Miranti nyengir. Mama mengingatkannya pada masa lalu. Saat dimana dirinya enggan bersentuhan dengan dapur. Mama, perempuan baya yang masih memegang tradisi leluhur bahwa wanita harus bisa memasak untuk menyenangkan suaminya dan anak- anaknya kelak. Jadi wajib hukumnya untuk Miranti belajar memasak. Sayangnya, Miranti selalu mengelak. Baginya memasak itu ribet. Toh sudah ada restoran, jadi buat apa repot-repot.
“Tenang aja, Ma restorannya sekarang makin banyak kok. Jadi nanti mantu dan cucu mama nggak akan kelaparan kok. Lagian coba Mama pikir makin banyak restoran makin banyak orang kerja kan? Itu berarti secara nggak langsung Miranti bantu orang juga kan?”
Kalau Miranti sudah beralasan demikian, Mama menyerah. Anaknya memang keras kepala. Meski begitu dalam hati ia selalu berdoa, kelak suatu saat Miranti berubah.
Dan doa Mama pun akhirnya dijabah. Miranti memang berubah. Akhir-akhir ini, Miranti mulai mau belajar memasak. Awalnya hanya bantu-bantu tetapi lama kelamaan, ia berani mempraktekan sendiri beberapa resep.
“Jadi sebenarnya masak nggak sulit kan?”
Miranti tersenyum dan mengangguk menjawab pertanyaan Mama.
“Ah, tahu gitu dari dulu itu rumah sebelah Mama kontrakin ya, Mir?”
Dahi Miranti berkerut bingung. “Maksud Mama?”
“Kamu kira Mama nggak tahu.
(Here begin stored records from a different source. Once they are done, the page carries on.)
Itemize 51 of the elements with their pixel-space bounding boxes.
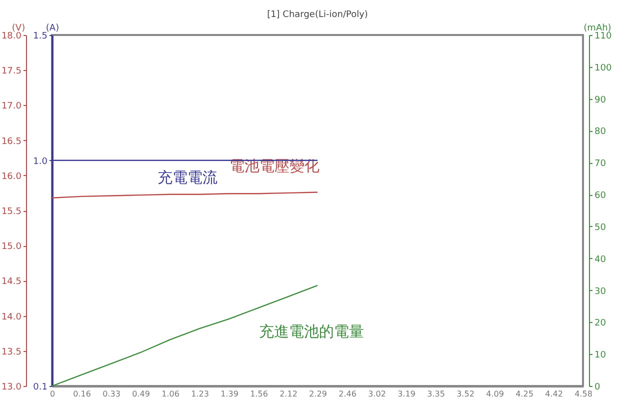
y-tick-label: 17.5: [1, 66, 22, 77]
x-tick-label: 0.49: [132, 390, 150, 398]
x-tick-label: 4.42: [545, 390, 563, 398]
x-tick-label: 1.06: [162, 390, 180, 398]
y3-tick-label: 100: [594, 63, 612, 74]
y-tick-label: 13.0: [1, 382, 22, 392]
chart-title: [1] Charge(Li-ion/Poly): [267, 10, 368, 20]
x-tick-label: 1.23: [191, 390, 209, 398]
y2-tick-label: 1.5: [33, 32, 48, 42]
y-tick-label: 15.5: [1, 207, 22, 217]
series-label: 充進電池的電量: [259, 322, 364, 340]
y3-tick-label: 20: [594, 318, 606, 329]
y-tick-label: 17.0: [1, 102, 22, 112]
y-tick-label: 16.0: [1, 172, 22, 182]
y-tick-label: 15.0: [1, 242, 22, 252]
y-tick-label: 14.0: [1, 312, 22, 322]
y3-tick-label: 10: [594, 350, 606, 361]
y3-tick-label: 60: [594, 191, 606, 202]
y-tick-label: 13.5: [1, 347, 22, 358]
x-tick-label: 3.02: [368, 390, 386, 398]
line-series: [51, 284, 318, 387]
x-tick-label: 3.52: [456, 390, 474, 398]
y3-tick-label: 30: [594, 286, 606, 297]
x-tick-label: 0.33: [102, 390, 120, 398]
x-tick-label: 3.19: [398, 390, 416, 398]
x-tick-label: 4.09: [486, 390, 504, 398]
y3-axis-title: (mAh): [584, 24, 612, 34]
x-tick-label: 0.16: [73, 390, 91, 398]
x-tick-label: 4.25: [516, 390, 534, 398]
x-tick-label: 2.29: [309, 390, 327, 398]
y3-tick-label: 90: [594, 95, 606, 106]
y-axis-title: (V): [12, 24, 26, 34]
x-tick-label: 3.35: [427, 390, 445, 398]
y-tick-label: 14.5: [1, 277, 22, 288]
x-tick-label: 0: [50, 390, 56, 398]
y2-tick-label: 1.0: [33, 156, 48, 167]
x-tick-label: 1.39: [220, 390, 238, 398]
y3-tick-label: 70: [594, 159, 606, 170]
x-tick-label: 1.56: [250, 390, 268, 398]
x-tick-label: 2.12: [280, 390, 298, 398]
y2-axis-title: (A): [46, 24, 60, 34]
y-tick-label: 18.0: [1, 32, 22, 42]
y3-tick-label: 40: [594, 254, 606, 265]
y3-tick-label: 80: [594, 127, 606, 138]
series-label: 充電電流: [158, 168, 218, 186]
y-tick-label: 16.5: [1, 136, 22, 147]
x-tick-label: 2.46: [338, 390, 356, 398]
y3-tick-label: 110: [594, 32, 612, 42]
x-tick-label: 4.58: [574, 390, 592, 398]
y3-tick-label: 50: [594, 222, 606, 233]
y2-tick-label: 0.1: [33, 382, 48, 392]
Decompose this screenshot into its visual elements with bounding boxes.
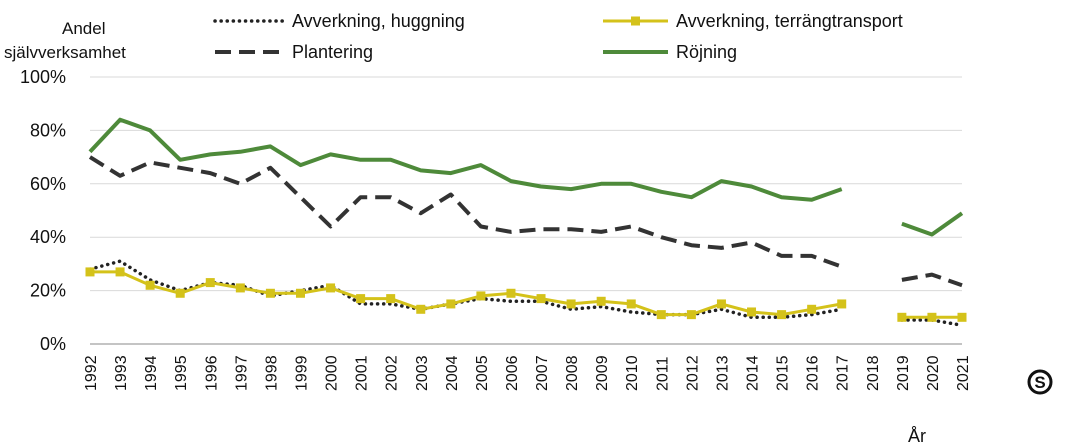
x-tick-label: 1994 (143, 355, 160, 391)
x-tick-label: 2021 (955, 355, 972, 391)
series-line (88, 259, 844, 320)
x-tick-label: 2000 (324, 355, 341, 391)
series-line (88, 117, 843, 202)
y-axis-ticks: 0% 20% 40% 60% 80% 100% (20, 67, 66, 354)
sos-logo-icon (1027, 369, 1053, 395)
x-tick-label: 2007 (534, 355, 551, 391)
data-point (536, 294, 546, 304)
x-axis-ticks: 1992 1993 1994 1995 1996 1997 1998 1999 2000 2001… (83, 355, 972, 391)
data-point (175, 288, 185, 298)
x-tick-label: 2019 (895, 355, 912, 391)
gridlines (90, 76, 962, 345)
x-axis-title: År (908, 426, 926, 446)
data-point (897, 312, 907, 322)
y-tick-label: 0% (40, 334, 66, 354)
x-tick-label: 2009 (594, 355, 611, 391)
data-point (235, 283, 245, 293)
x-tick-label: 2001 (354, 355, 371, 391)
x-tick-label: 1995 (173, 355, 190, 391)
data-point (145, 280, 155, 290)
y-tick-label: 80% (30, 120, 66, 140)
data-point (446, 299, 456, 309)
x-tick-label: 1996 (203, 355, 220, 391)
legend: Avverkning, huggning Avverkning, terrängt… (213, 11, 903, 62)
data-point (566, 299, 576, 309)
sos-logo: S (1027, 369, 1053, 395)
x-tick-label: 1998 (263, 355, 280, 391)
sos-logo-mark: S (1034, 373, 1045, 392)
data-point (386, 294, 396, 304)
data-point (476, 291, 486, 301)
x-tick-label: 2002 (384, 355, 401, 391)
series-lines (85, 117, 967, 328)
x-tick-label: 1999 (293, 355, 310, 391)
y-axis-title-line: självverksamhet (4, 43, 126, 62)
data-point (205, 278, 215, 288)
x-tick-label: 2008 (564, 355, 581, 391)
data-point (626, 299, 636, 309)
series-line (88, 155, 843, 269)
data-point (656, 310, 666, 320)
x-tick-label: 2015 (775, 355, 792, 391)
data-point (747, 307, 757, 317)
data-point (957, 312, 967, 322)
x-tick-label: 2014 (745, 355, 762, 391)
x-tick-label: 2016 (805, 355, 822, 391)
x-tick-label: 2020 (925, 355, 942, 391)
x-tick-label: 2010 (624, 355, 641, 391)
x-tick-label: 1997 (233, 355, 250, 391)
legend-label: Avverkning, terrängtransport (676, 11, 903, 31)
x-tick-label: 2012 (684, 355, 701, 391)
x-tick-label: 2005 (474, 355, 491, 391)
x-tick-label: 2018 (865, 355, 882, 391)
y-tick-label: 100% (20, 67, 66, 87)
series-line (901, 211, 964, 237)
data-point (356, 294, 366, 304)
y-tick-label: 40% (30, 227, 66, 247)
x-tick-label: 2004 (444, 355, 461, 391)
legend-marker (631, 16, 640, 26)
legend-label: Avverkning, huggning (292, 11, 465, 31)
data-point (837, 299, 847, 309)
x-tick-label: 2003 (414, 355, 431, 391)
data-point (326, 283, 336, 293)
data-point (295, 288, 305, 298)
data-point (596, 296, 606, 306)
data-point (716, 299, 726, 309)
x-tick-label: 2017 (835, 355, 852, 391)
data-point (115, 267, 125, 277)
data-point (777, 310, 787, 320)
data-point (506, 288, 516, 298)
series-line (90, 270, 842, 317)
x-tick-label: 2011 (654, 356, 671, 391)
y-tick-label: 60% (30, 174, 66, 194)
legend-label: Plantering (292, 42, 373, 62)
data-point (416, 304, 426, 314)
x-tick-label: 2013 (714, 355, 731, 391)
y-axis-title-line: Andel (62, 19, 105, 38)
x-tick-label: 2006 (504, 355, 521, 391)
data-point (807, 304, 817, 314)
y-axis-title: Andel självverksamhet (4, 19, 126, 62)
y-tick-label: 20% (30, 281, 66, 301)
data-point (686, 310, 696, 320)
series-line (901, 272, 963, 288)
x-tick-label: 1993 (113, 355, 130, 391)
data-point (265, 288, 275, 298)
data-point (85, 267, 95, 277)
x-tick-label: 1992 (83, 355, 100, 391)
legend-label: Röjning (676, 42, 737, 62)
data-point (927, 312, 937, 322)
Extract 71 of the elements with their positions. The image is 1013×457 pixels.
Itu kamu mulai masak buat Salman kan?” cibir Mama yang kontan memerahkan wajah Miranti.
“Mama apa sih?”
Mama tergelak. “Mama diam, bukan berarti nggak tahu, Sayang.” Senyumnya simpul. “Tapi yaudahlah. Mama sih nggak peduli apa alasan kamu, yang penting kamu bisa masak.”